In Timothy Findley’s novel The Wars, romance seems out of reach. Sex is not coupled with positive feelings and emotions; it’s a transaction and it’s violent. Robert’s first sexual experience is not with someone he particularly cares about; it’s with a sex worker named Ella. The encounter makes Robert deeply uncomfortable and Ella flabbergasted. Ella then shows Robert the violent nature of sex when she summons him to spy on the sadomasochism of Tattler and another man.
Indeed, throughout Findley’s novel, sex is tied to violence and not romance. Later on, Robert has violent sex with Barbara. Shortly after that, he is violently raped by other soldiers.
Similar to romance, marriage is mostly absent from Robert’s life. It’s as if neither marriage nor romance can survive the cruel, violent conditions that Robert and the other soldiers must endure. Of course, Robert’s parents are married, which might lead one to claim that Findley depicts marriage as something that’s best suited for people in relatively peaceful environments.

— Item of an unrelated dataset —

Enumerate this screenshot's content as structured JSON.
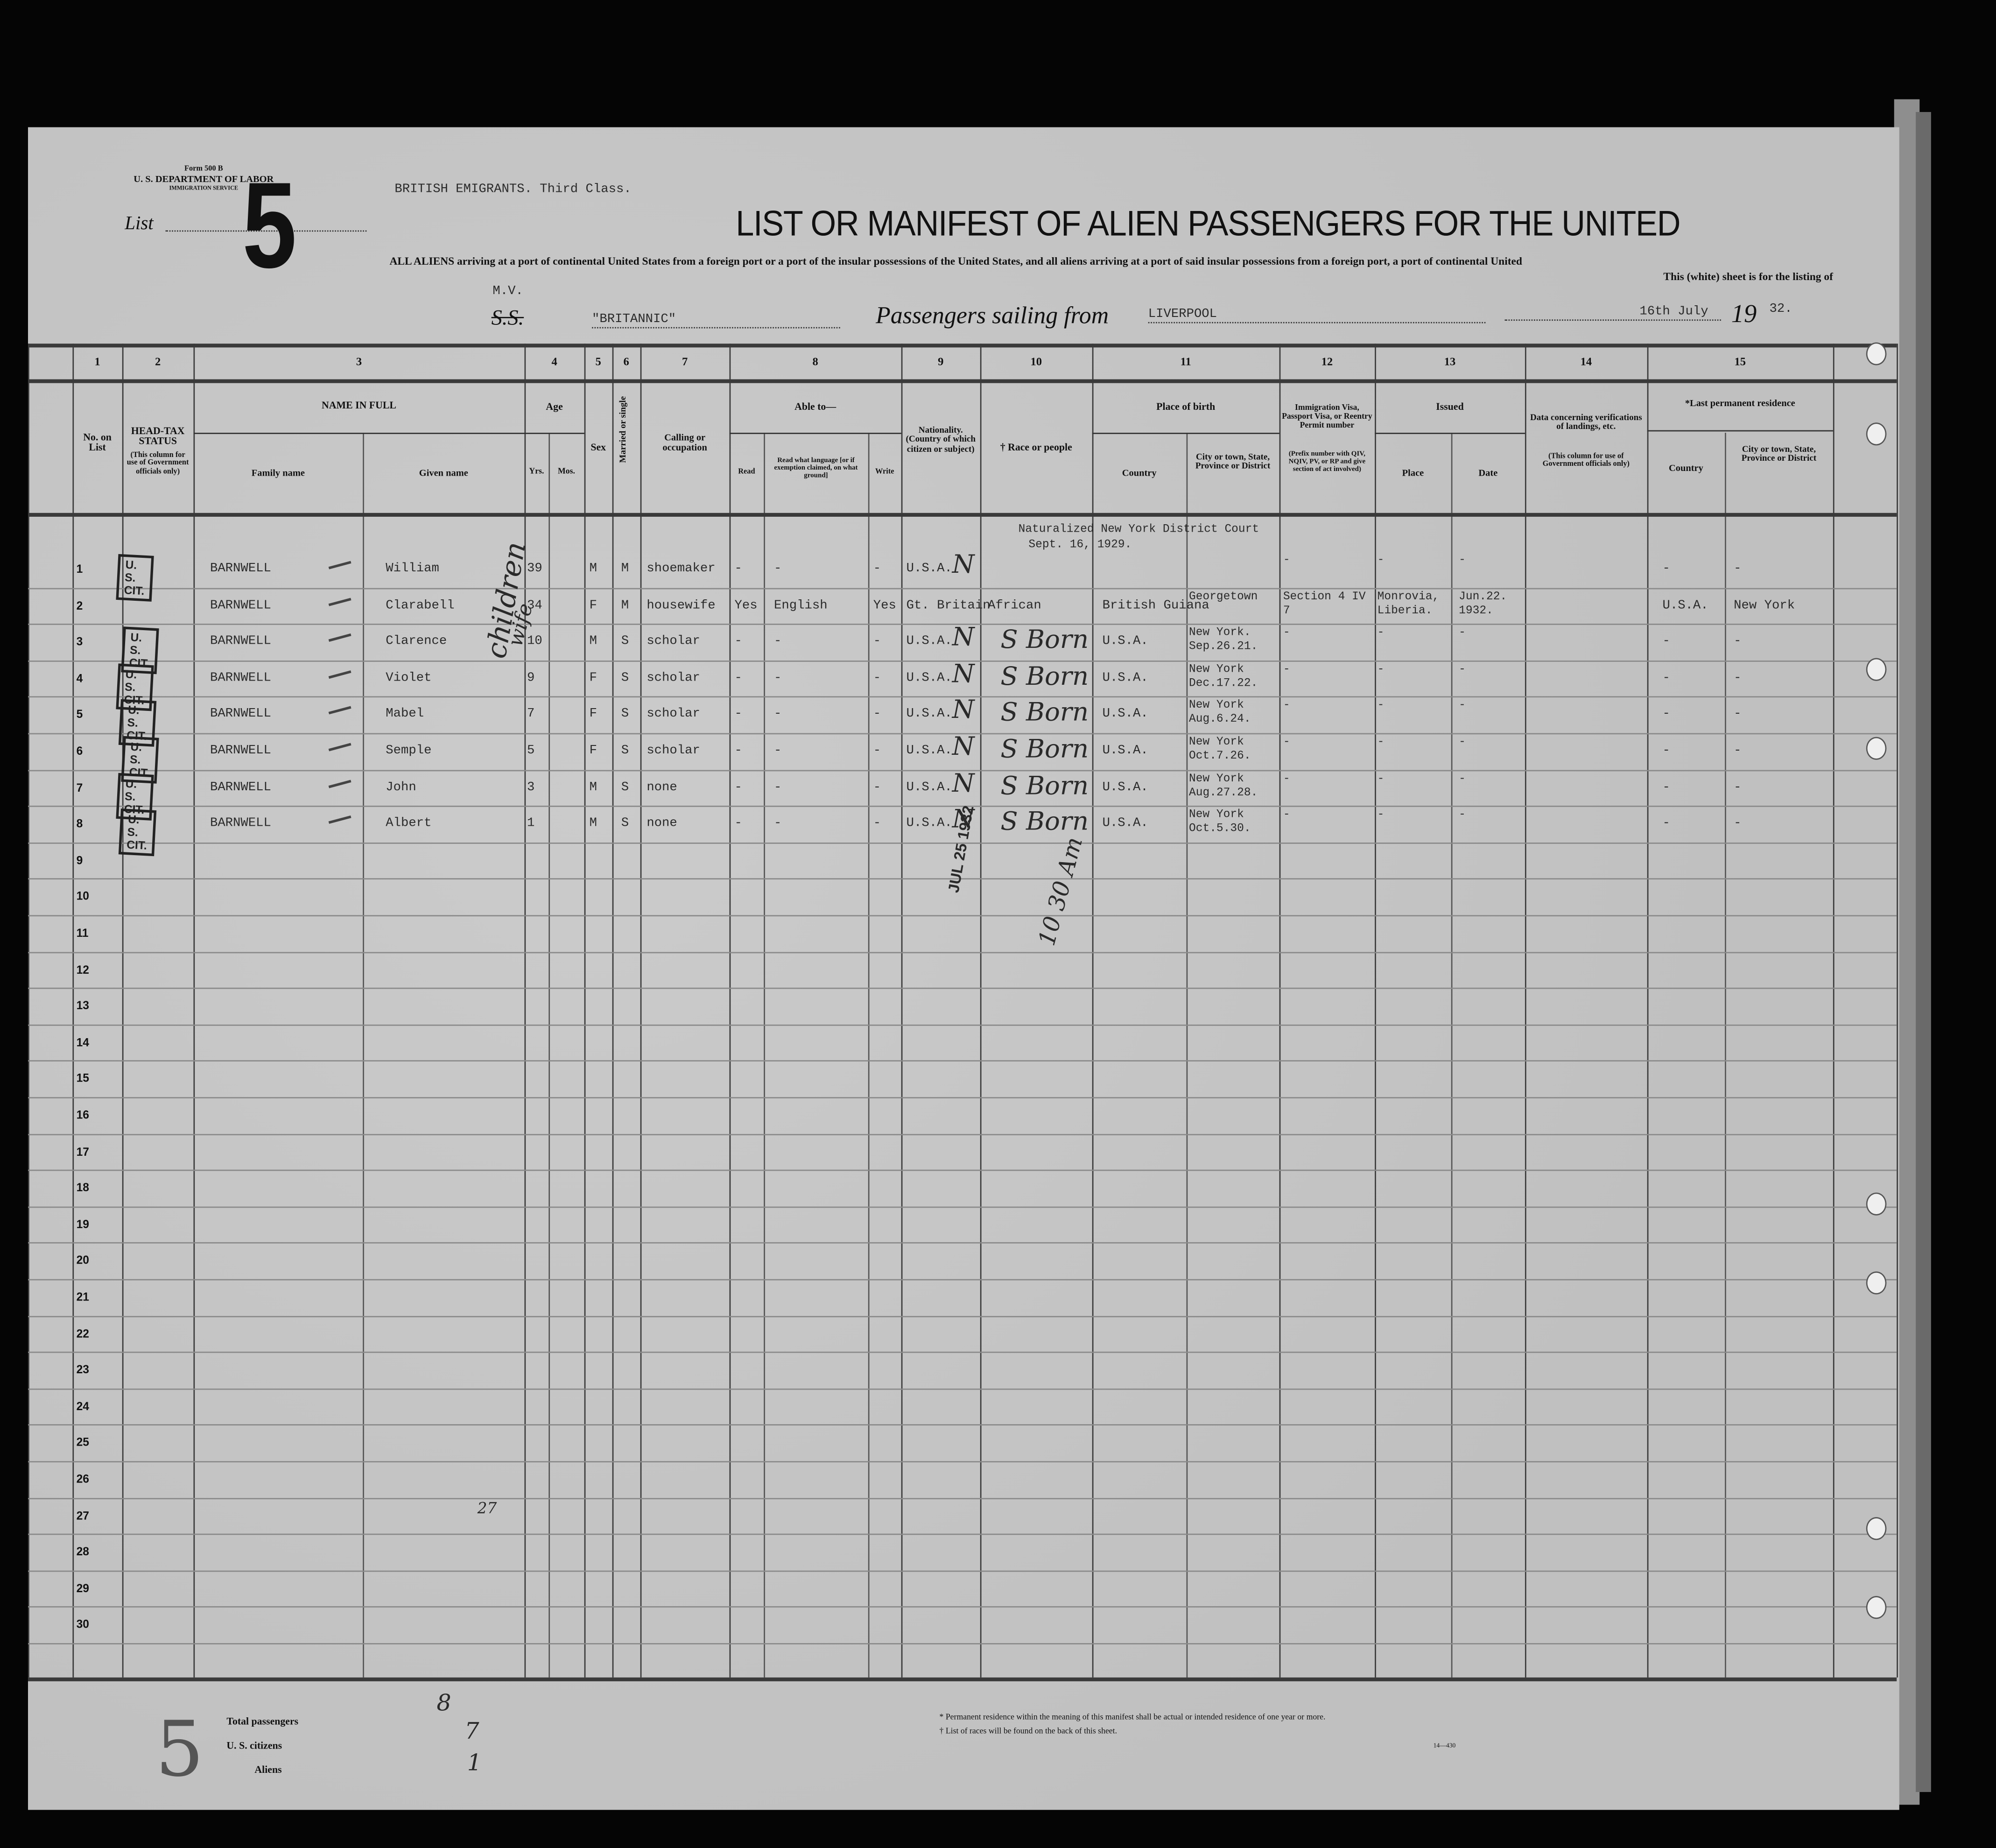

In Fall on Your Knees, it’s possible to say that Ann-Marie MacDonald depicts marriage with the same kind of cruelty and severity that populates Findley’s wartime novel.

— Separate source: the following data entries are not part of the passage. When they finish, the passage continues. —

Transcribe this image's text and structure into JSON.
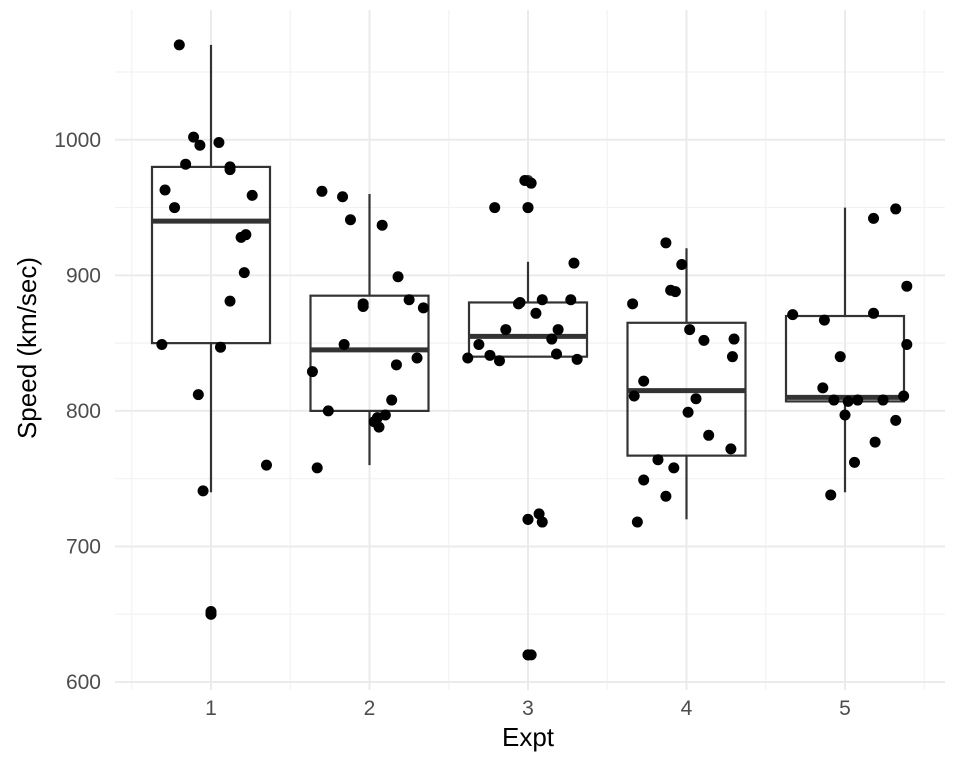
{
  "chart_data": {
    "type": "boxplot",
    "xlabel": "Expt",
    "ylabel": "Speed (km/sec)",
    "ylim": [
      590,
      1080
    ],
    "yticks": [
      600,
      700,
      800,
      900,
      1000
    ],
    "grid": true,
    "categories": [
      "1",
      "2",
      "3",
      "4",
      "5"
    ],
    "boxes": [
      {
        "category": "1",
        "min": 740,
        "q1": 850,
        "median": 940,
        "q3": 980,
        "max": 1070,
        "outliers": [
          650
        ]
      },
      {
        "category": "2",
        "min": 760,
        "q1": 800,
        "median": 845,
        "q3": 885,
        "max": 960,
        "outliers": []
      },
      {
        "category": "3",
        "min": 840,
        "q1": 840,
        "median": 855,
        "q3": 880,
        "max": 910,
        "outliers": [
          620,
          720,
          950,
          970
        ]
      },
      {
        "category": "4",
        "min": 720,
        "q1": 767,
        "median": 815,
        "q3": 865,
        "max": 920,
        "outliers": []
      },
      {
        "category": "5",
        "min": 740,
        "q1": 807,
        "median": 810,
        "q3": 870,
        "max": 950,
        "outliers": []
      }
    ],
    "points": [
      {
        "category": "1",
        "jitter": -0.2,
        "y": 1070
      },
      {
        "category": "1",
        "jitter": -0.11,
        "y": 1002
      },
      {
        "category": "1",
        "jitter": 0.05,
        "y": 998
      },
      {
        "category": "1",
        "jitter": -0.07,
        "y": 996
      },
      {
        "category": "1",
        "jitter": -0.16,
        "y": 982
      },
      {
        "category": "1",
        "jitter": 0.12,
        "y": 980
      },
      {
        "category": "1",
        "jitter": 0.12,
        "y": 978
      },
      {
        "category": "1",
        "jitter": -0.29,
        "y": 963
      },
      {
        "category": "1",
        "jitter": 0.26,
        "y": 959
      },
      {
        "category": "1",
        "jitter": -0.23,
        "y": 950
      },
      {
        "category": "1",
        "jitter": 0.22,
        "y": 930
      },
      {
        "category": "1",
        "jitter": 0.19,
        "y": 928
      },
      {
        "category": "1",
        "jitter": 0.21,
        "y": 902
      },
      {
        "category": "1",
        "jitter": 0.12,
        "y": 881
      },
      {
        "category": "1",
        "jitter": -0.31,
        "y": 849
      },
      {
        "category": "1",
        "jitter": 0.06,
        "y": 847
      },
      {
        "category": "1",
        "jitter": -0.08,
        "y": 812
      },
      {
        "category": "1",
        "jitter": 0.35,
        "y": 760
      },
      {
        "category": "1",
        "jitter": -0.05,
        "y": 741
      },
      {
        "category": "1",
        "jitter": 0.0,
        "y": 652
      },
      {
        "category": "1",
        "jitter": 0.0,
        "y": 650
      },
      {
        "category": "2",
        "jitter": -0.3,
        "y": 962
      },
      {
        "category": "2",
        "jitter": -0.17,
        "y": 958
      },
      {
        "category": "2",
        "jitter": -0.12,
        "y": 941
      },
      {
        "category": "2",
        "jitter": 0.08,
        "y": 937
      },
      {
        "category": "2",
        "jitter": 0.18,
        "y": 899
      },
      {
        "category": "2",
        "jitter": 0.25,
        "y": 882
      },
      {
        "category": "2",
        "jitter": -0.04,
        "y": 879
      },
      {
        "category": "2",
        "jitter": -0.04,
        "y": 877
      },
      {
        "category": "2",
        "jitter": 0.34,
        "y": 876
      },
      {
        "category": "2",
        "jitter": -0.16,
        "y": 849
      },
      {
        "category": "2",
        "jitter": 0.3,
        "y": 839
      },
      {
        "category": "2",
        "jitter": 0.17,
        "y": 834
      },
      {
        "category": "2",
        "jitter": -0.36,
        "y": 829
      },
      {
        "category": "2",
        "jitter": 0.14,
        "y": 808
      },
      {
        "category": "2",
        "jitter": -0.26,
        "y": 800
      },
      {
        "category": "2",
        "jitter": 0.1,
        "y": 797
      },
      {
        "category": "2",
        "jitter": 0.05,
        "y": 795
      },
      {
        "category": "2",
        "jitter": 0.03,
        "y": 792
      },
      {
        "category": "2",
        "jitter": 0.06,
        "y": 788
      },
      {
        "category": "2",
        "jitter": -0.33,
        "y": 758
      },
      {
        "category": "3",
        "jitter": -0.02,
        "y": 970
      },
      {
        "category": "3",
        "jitter": 0.02,
        "y": 968
      },
      {
        "category": "3",
        "jitter": -0.21,
        "y": 950
      },
      {
        "category": "3",
        "jitter": 0.0,
        "y": 950
      },
      {
        "category": "3",
        "jitter": 0.29,
        "y": 909
      },
      {
        "category": "3",
        "jitter": 0.09,
        "y": 882
      },
      {
        "category": "3",
        "jitter": 0.27,
        "y": 882
      },
      {
        "category": "3",
        "jitter": -0.05,
        "y": 880
      },
      {
        "category": "3",
        "jitter": -0.06,
        "y": 879
      },
      {
        "category": "3",
        "jitter": 0.05,
        "y": 872
      },
      {
        "category": "3",
        "jitter": -0.31,
        "y": 849
      },
      {
        "category": "3",
        "jitter": -0.14,
        "y": 860
      },
      {
        "category": "3",
        "jitter": 0.19,
        "y": 860
      },
      {
        "category": "3",
        "jitter": 0.15,
        "y": 853
      },
      {
        "category": "3",
        "jitter": 0.18,
        "y": 842
      },
      {
        "category": "3",
        "jitter": -0.24,
        "y": 841
      },
      {
        "category": "3",
        "jitter": -0.38,
        "y": 839
      },
      {
        "category": "3",
        "jitter": 0.31,
        "y": 838
      },
      {
        "category": "3",
        "jitter": -0.18,
        "y": 837
      },
      {
        "category": "3",
        "jitter": 0.07,
        "y": 724
      },
      {
        "category": "3",
        "jitter": 0.09,
        "y": 718
      },
      {
        "category": "3",
        "jitter": 0.0,
        "y": 720
      },
      {
        "category": "3",
        "jitter": 0.0,
        "y": 620
      },
      {
        "category": "3",
        "jitter": 0.02,
        "y": 620
      },
      {
        "category": "4",
        "jitter": -0.13,
        "y": 924
      },
      {
        "category": "4",
        "jitter": -0.03,
        "y": 908
      },
      {
        "category": "4",
        "jitter": -0.1,
        "y": 889
      },
      {
        "category": "4",
        "jitter": -0.07,
        "y": 888
      },
      {
        "category": "4",
        "jitter": -0.34,
        "y": 879
      },
      {
        "category": "4",
        "jitter": 0.02,
        "y": 860
      },
      {
        "category": "4",
        "jitter": 0.3,
        "y": 853
      },
      {
        "category": "4",
        "jitter": 0.11,
        "y": 852
      },
      {
        "category": "4",
        "jitter": 0.29,
        "y": 840
      },
      {
        "category": "4",
        "jitter": -0.27,
        "y": 822
      },
      {
        "category": "4",
        "jitter": -0.33,
        "y": 811
      },
      {
        "category": "4",
        "jitter": 0.06,
        "y": 809
      },
      {
        "category": "4",
        "jitter": 0.01,
        "y": 799
      },
      {
        "category": "4",
        "jitter": 0.14,
        "y": 782
      },
      {
        "category": "4",
        "jitter": 0.28,
        "y": 772
      },
      {
        "category": "4",
        "jitter": -0.18,
        "y": 764
      },
      {
        "category": "4",
        "jitter": -0.08,
        "y": 758
      },
      {
        "category": "4",
        "jitter": -0.27,
        "y": 749
      },
      {
        "category": "4",
        "jitter": -0.13,
        "y": 737
      },
      {
        "category": "4",
        "jitter": -0.31,
        "y": 718
      },
      {
        "category": "5",
        "jitter": 0.32,
        "y": 949
      },
      {
        "category": "5",
        "jitter": 0.18,
        "y": 942
      },
      {
        "category": "5",
        "jitter": 0.39,
        "y": 892
      },
      {
        "category": "5",
        "jitter": -0.33,
        "y": 871
      },
      {
        "category": "5",
        "jitter": 0.18,
        "y": 872
      },
      {
        "category": "5",
        "jitter": -0.13,
        "y": 867
      },
      {
        "category": "5",
        "jitter": 0.39,
        "y": 849
      },
      {
        "category": "5",
        "jitter": -0.03,
        "y": 840
      },
      {
        "category": "5",
        "jitter": -0.14,
        "y": 817
      },
      {
        "category": "5",
        "jitter": 0.37,
        "y": 811
      },
      {
        "category": "5",
        "jitter": -0.07,
        "y": 808
      },
      {
        "category": "5",
        "jitter": 0.02,
        "y": 807
      },
      {
        "category": "5",
        "jitter": 0.08,
        "y": 808
      },
      {
        "category": "5",
        "jitter": 0.24,
        "y": 808
      },
      {
        "category": "5",
        "jitter": 0.0,
        "y": 797
      },
      {
        "category": "5",
        "jitter": 0.32,
        "y": 793
      },
      {
        "category": "5",
        "jitter": 0.19,
        "y": 777
      },
      {
        "category": "5",
        "jitter": 0.06,
        "y": 762
      },
      {
        "category": "5",
        "jitter": -0.09,
        "y": 738
      }
    ]
  }
}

At first, the relationship between James and Materia could be labeled romantic. After all, young, forbidden love plays a key part in many famous romance stories, including William Shakespeare’s Romeo and Juliet.

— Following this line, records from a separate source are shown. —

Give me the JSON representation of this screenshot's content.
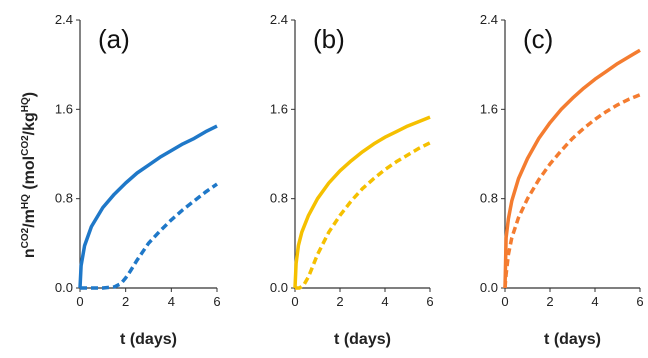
{
  "figure": {
    "ylabel_main": "n",
    "ylabel_sup1": "CO2",
    "ylabel_mid": "/m",
    "ylabel_sup2": "HQ",
    "ylabel_open": " (mol",
    "ylabel_sup3": "CO2",
    "ylabel_slash": "/kg",
    "ylabel_sup4": "HQ",
    "ylabel_close": ")"
  },
  "chart_data": [
    {
      "type": "line",
      "panel_label": "(a)",
      "xlabel": "t (days)",
      "xlim": [
        0,
        6
      ],
      "ylim": [
        0,
        2.4
      ],
      "xticks": [
        "0",
        "2",
        "4",
        "6"
      ],
      "yticks": [
        "0.0",
        "0.8",
        "1.6",
        "2.4"
      ],
      "color": "#1f78c8",
      "series": [
        {
          "style": "solid",
          "x": [
            0,
            0.05,
            0.2,
            0.5,
            1,
            1.5,
            2,
            2.5,
            3,
            3.5,
            4,
            4.5,
            5,
            5.5,
            6
          ],
          "y": [
            0,
            0.2,
            0.38,
            0.55,
            0.72,
            0.84,
            0.94,
            1.03,
            1.1,
            1.17,
            1.23,
            1.29,
            1.34,
            1.4,
            1.45
          ]
        },
        {
          "style": "dashed",
          "x": [
            0,
            0.5,
            1,
            1.5,
            1.8,
            2,
            2.2,
            2.5,
            3,
            3.5,
            4,
            4.5,
            5,
            5.5,
            6
          ],
          "y": [
            0,
            0.0,
            0.0,
            0.01,
            0.04,
            0.09,
            0.15,
            0.25,
            0.4,
            0.51,
            0.61,
            0.7,
            0.78,
            0.86,
            0.93
          ]
        }
      ]
    },
    {
      "type": "line",
      "panel_label": "(b)",
      "xlabel": "t (days)",
      "xlim": [
        0,
        6
      ],
      "ylim": [
        0,
        2.4
      ],
      "xticks": [
        "0",
        "2",
        "4",
        "6"
      ],
      "yticks": [
        "0.0",
        "0.8",
        "1.6",
        "2.4"
      ],
      "color": "#f5c000",
      "series": [
        {
          "style": "solid",
          "x": [
            0,
            0.05,
            0.15,
            0.3,
            0.6,
            1,
            1.5,
            2,
            2.5,
            3,
            3.5,
            4,
            4.5,
            5,
            5.5,
            6
          ],
          "y": [
            0,
            0.22,
            0.38,
            0.5,
            0.65,
            0.8,
            0.94,
            1.05,
            1.14,
            1.22,
            1.29,
            1.35,
            1.4,
            1.45,
            1.49,
            1.53
          ]
        },
        {
          "style": "dashed",
          "x": [
            0,
            0.2,
            0.4,
            0.6,
            0.8,
            1,
            1.5,
            2,
            2.5,
            3,
            3.5,
            4,
            4.5,
            5,
            5.5,
            6
          ],
          "y": [
            0,
            0.0,
            0.03,
            0.1,
            0.2,
            0.3,
            0.5,
            0.65,
            0.78,
            0.89,
            0.98,
            1.06,
            1.13,
            1.19,
            1.25,
            1.3
          ]
        }
      ]
    },
    {
      "type": "line",
      "panel_label": "(c)",
      "xlabel": "t (days)",
      "xlim": [
        0,
        6
      ],
      "ylim": [
        0,
        2.4
      ],
      "xticks": [
        "0",
        "2",
        "4",
        "6"
      ],
      "yticks": [
        "0.0",
        "0.8",
        "1.6",
        "2.4"
      ],
      "color": "#f47c30",
      "series": [
        {
          "style": "solid",
          "x": [
            0,
            0.05,
            0.15,
            0.3,
            0.6,
            1,
            1.5,
            2,
            2.5,
            3,
            3.5,
            4,
            4.5,
            5,
            5.5,
            6
          ],
          "y": [
            0,
            0.45,
            0.62,
            0.78,
            0.98,
            1.16,
            1.34,
            1.48,
            1.6,
            1.7,
            1.79,
            1.87,
            1.94,
            2.01,
            2.07,
            2.13
          ]
        },
        {
          "style": "dashed",
          "x": [
            0,
            0.05,
            0.15,
            0.3,
            0.6,
            1,
            1.5,
            2,
            2.5,
            3,
            3.5,
            4,
            4.5,
            5,
            5.5,
            6
          ],
          "y": [
            0,
            0.12,
            0.3,
            0.45,
            0.63,
            0.8,
            0.97,
            1.11,
            1.23,
            1.34,
            1.43,
            1.51,
            1.58,
            1.64,
            1.69,
            1.73
          ]
        }
      ]
    }
  ]
}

However, one should consider the age gap: James is 18 and Materia is “12 going on 13.” More so, once they get married, things quickly fall apart. Materia is disowned by her family and soon wishes that she hadn’t married toxic James. In turn, James wishes he wouldn’t have been such a predator and married Materia. Yet James predatory nature manifests itself again via his eldest daughter Kathleen.
Kathleen could be an insightful way to discuss the depiction of romance in MacDonald’s novel. Romance, it appears, is possible; although, it might be worth noting that the romantic relationship between Kathleen and Rose takes place separate from marriage and heteronormativity.